Tuesday, July 3, 2018
Field Research Proposal
Day 263: Thanks to boots-on-the-ground by a Park colleague who found the sedge meadow, Team Biota was able to visit the mother lode of all Myriosclerotinia caricis-ampullaceae yesterday. At least 2000 specimens dotted an area roughly 500' in diameter. We now have identified it as occurring in seven places, but nowhere was it as abundant as the one where this photo was taken. At the three sites we surveyed, we found in excess of 2500 specimens.
The new data puts a new perspective on this rare parasitic fungus and begs a larger question: Could Myrio be affecting our native sedge population adversely? Although its host sedge appears to be abundant, we have no way of knowing if there is less sedge present now than in the past. To answer this question, we've put forth a field research proposal to Arnie to set up control plots at the site where Myrio is most numerous, count the sedge stems and Myrio present, and monitor them over a period of at least five years to see if the census changes. As research projects go, this idea would require very little (if any) funding from the Park.
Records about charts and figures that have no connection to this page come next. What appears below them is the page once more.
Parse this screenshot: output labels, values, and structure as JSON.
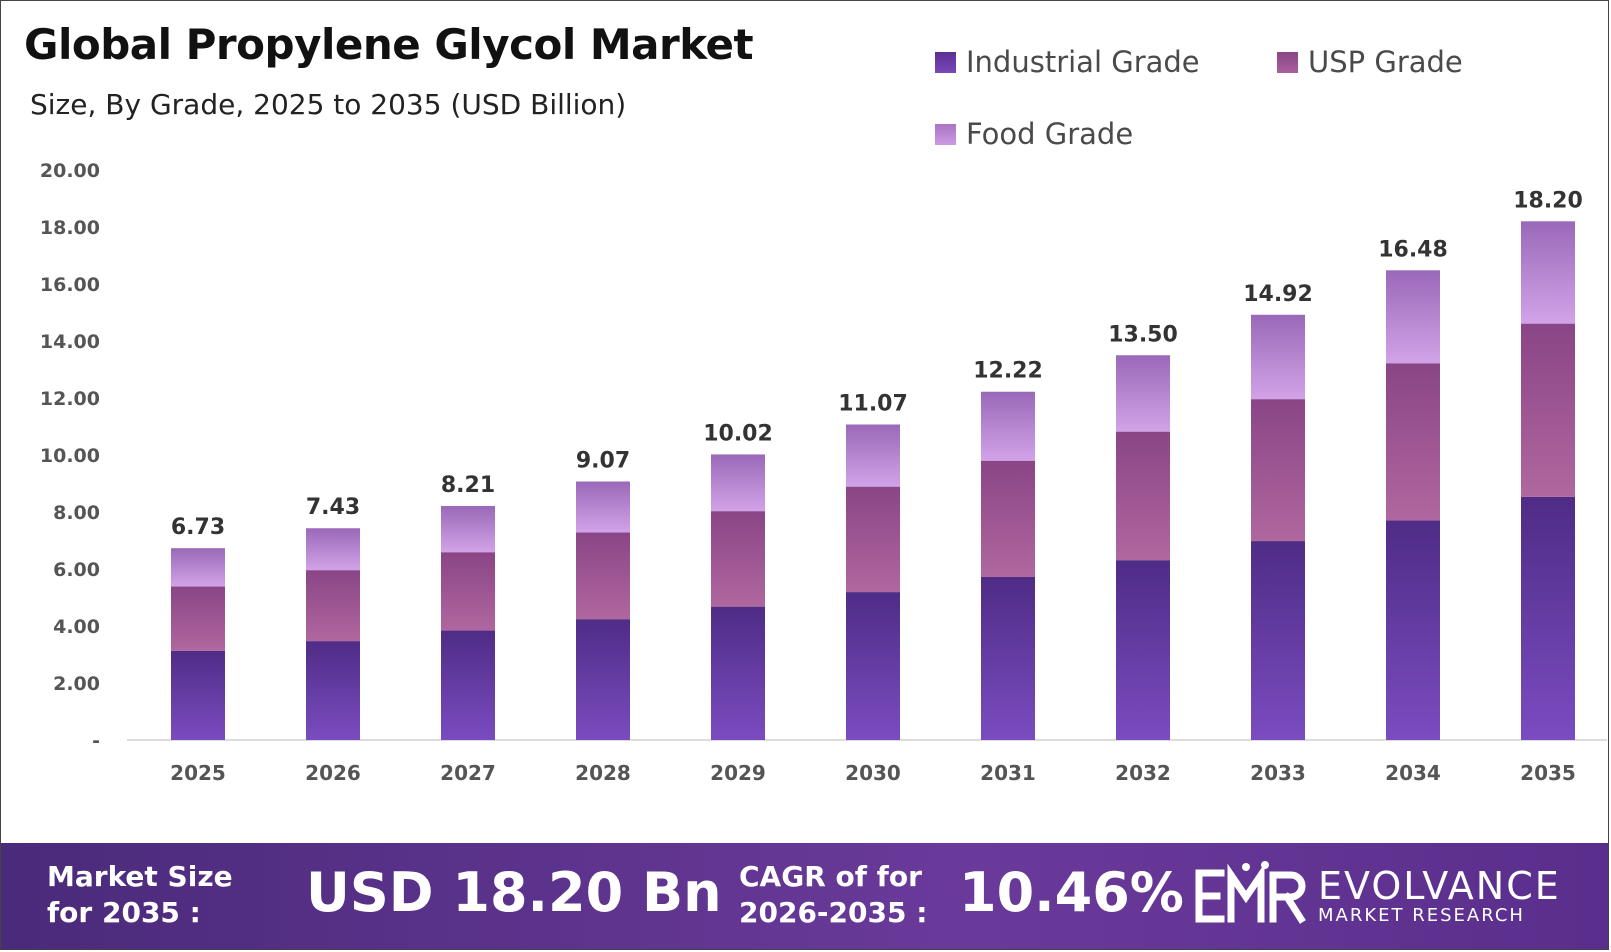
{
  "chart_data": {
    "type": "bar",
    "stacked": true,
    "title": "Global Propylene Glycol Market",
    "subtitle": "Size, By Grade, 2025 to 2035 (USD Billion)",
    "categories": [
      "2025",
      "2026",
      "2027",
      "2028",
      "2029",
      "2030",
      "2031",
      "2032",
      "2033",
      "2034",
      "2035"
    ],
    "series": [
      {
        "name": "Industrial Grade",
        "color": "#6a3ea8",
        "values": [
          3.13,
          3.47,
          3.84,
          4.24,
          4.68,
          5.19,
          5.72,
          6.31,
          6.98,
          7.71,
          8.53
        ]
      },
      {
        "name": "USP Grade",
        "color": "#9a4f92",
        "values": [
          2.26,
          2.49,
          2.75,
          3.04,
          3.35,
          3.7,
          4.08,
          4.51,
          4.98,
          5.51,
          6.08
        ]
      },
      {
        "name": "Food Grade",
        "color": "#c08ad8",
        "values": [
          1.34,
          1.47,
          1.62,
          1.79,
          1.99,
          2.18,
          2.42,
          2.68,
          2.96,
          3.26,
          3.59
        ]
      }
    ],
    "totals": [
      "6.73",
      "7.43",
      "8.21",
      "9.07",
      "10.02",
      "11.07",
      "12.22",
      "13.50",
      "14.92",
      "16.48",
      "18.20"
    ],
    "y_ticks": [
      "-",
      "2.00",
      "4.00",
      "6.00",
      "8.00",
      "10.00",
      "12.00",
      "14.00",
      "16.00",
      "18.00",
      "20.00"
    ],
    "ylim": [
      0,
      20
    ],
    "grid": false,
    "legend_position": "top-right"
  },
  "footer": {
    "market_size_label_1": "Market Size",
    "market_size_label_2": "for 2035 :",
    "market_size_value": "USD 18.20 Bn",
    "cagr_label_1": "CAGR of for",
    "cagr_label_2": "2026-2035 :",
    "cagr_value": "10.46%",
    "brand_name": "EVOLVANCE",
    "brand_sub": "MARKET RESEARCH",
    "background_color": "#5a2e8c"
  }
}
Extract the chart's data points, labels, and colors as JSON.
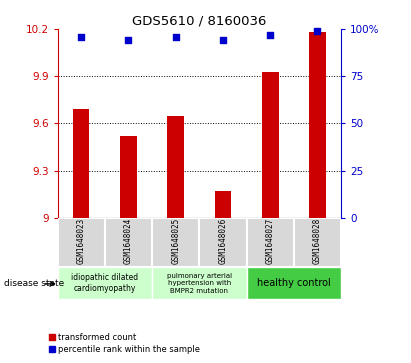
{
  "title": "GDS5610 / 8160036",
  "samples": [
    "GSM1648023",
    "GSM1648024",
    "GSM1648025",
    "GSM1648026",
    "GSM1648027",
    "GSM1648028"
  ],
  "red_values": [
    9.69,
    9.52,
    9.65,
    9.17,
    9.93,
    10.18
  ],
  "blue_values": [
    96,
    94,
    96,
    94,
    97,
    99
  ],
  "ylim_left": [
    9.0,
    10.2
  ],
  "ylim_right": [
    0,
    100
  ],
  "yticks_left": [
    9.0,
    9.3,
    9.6,
    9.9,
    10.2
  ],
  "yticks_right": [
    0,
    25,
    50,
    75,
    100
  ],
  "ytick_labels_left": [
    "9",
    "9.3",
    "9.6",
    "9.9",
    "10.2"
  ],
  "ytick_labels_right": [
    "0",
    "25",
    "50",
    "75",
    "100%"
  ],
  "red_color": "#cc0000",
  "blue_color": "#0000cc",
  "bar_width": 0.35,
  "legend_red_label": "transformed count",
  "legend_blue_label": "percentile rank within the sample",
  "disease_state_label": "disease state",
  "bg_color": "#d8d8d8",
  "group1_color": "#ccffcc",
  "group2_color": "#ccffcc",
  "group3_color": "#44cc44",
  "grid_ticks": [
    9.3,
    9.6,
    9.9
  ]
}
Another discovery yesterday gave us a clue into Myrio's ephemeral nature. On several occasions, we had returned to one of the sites on two subsequent days, only to find that the cups which were present on the first day had disappeared by the second. This made us wonder if they were being consumed by animals or insects, or if they were being resorbed into the soil, or if some other mechanism was in place to govern their ephemeral nature. At one location yesterday, we found that the sclerotium (the anchoring button at the end of the stipe which holds the fungus in place) had detached from the sedge in multiple instances, releasing the cups into flowing or circulating water. Many fungi were being transported into deeper water by the flow. This observation might also explain in part how the fungus spreads, moving from one pond to another.
Questions! Every time we go out, we come back with more questions! At least this time, we believe we have a means to an answer: a field research project to monitor Myrio's effect on the sedge population. Of course that will raise even more questions, but that's how science works.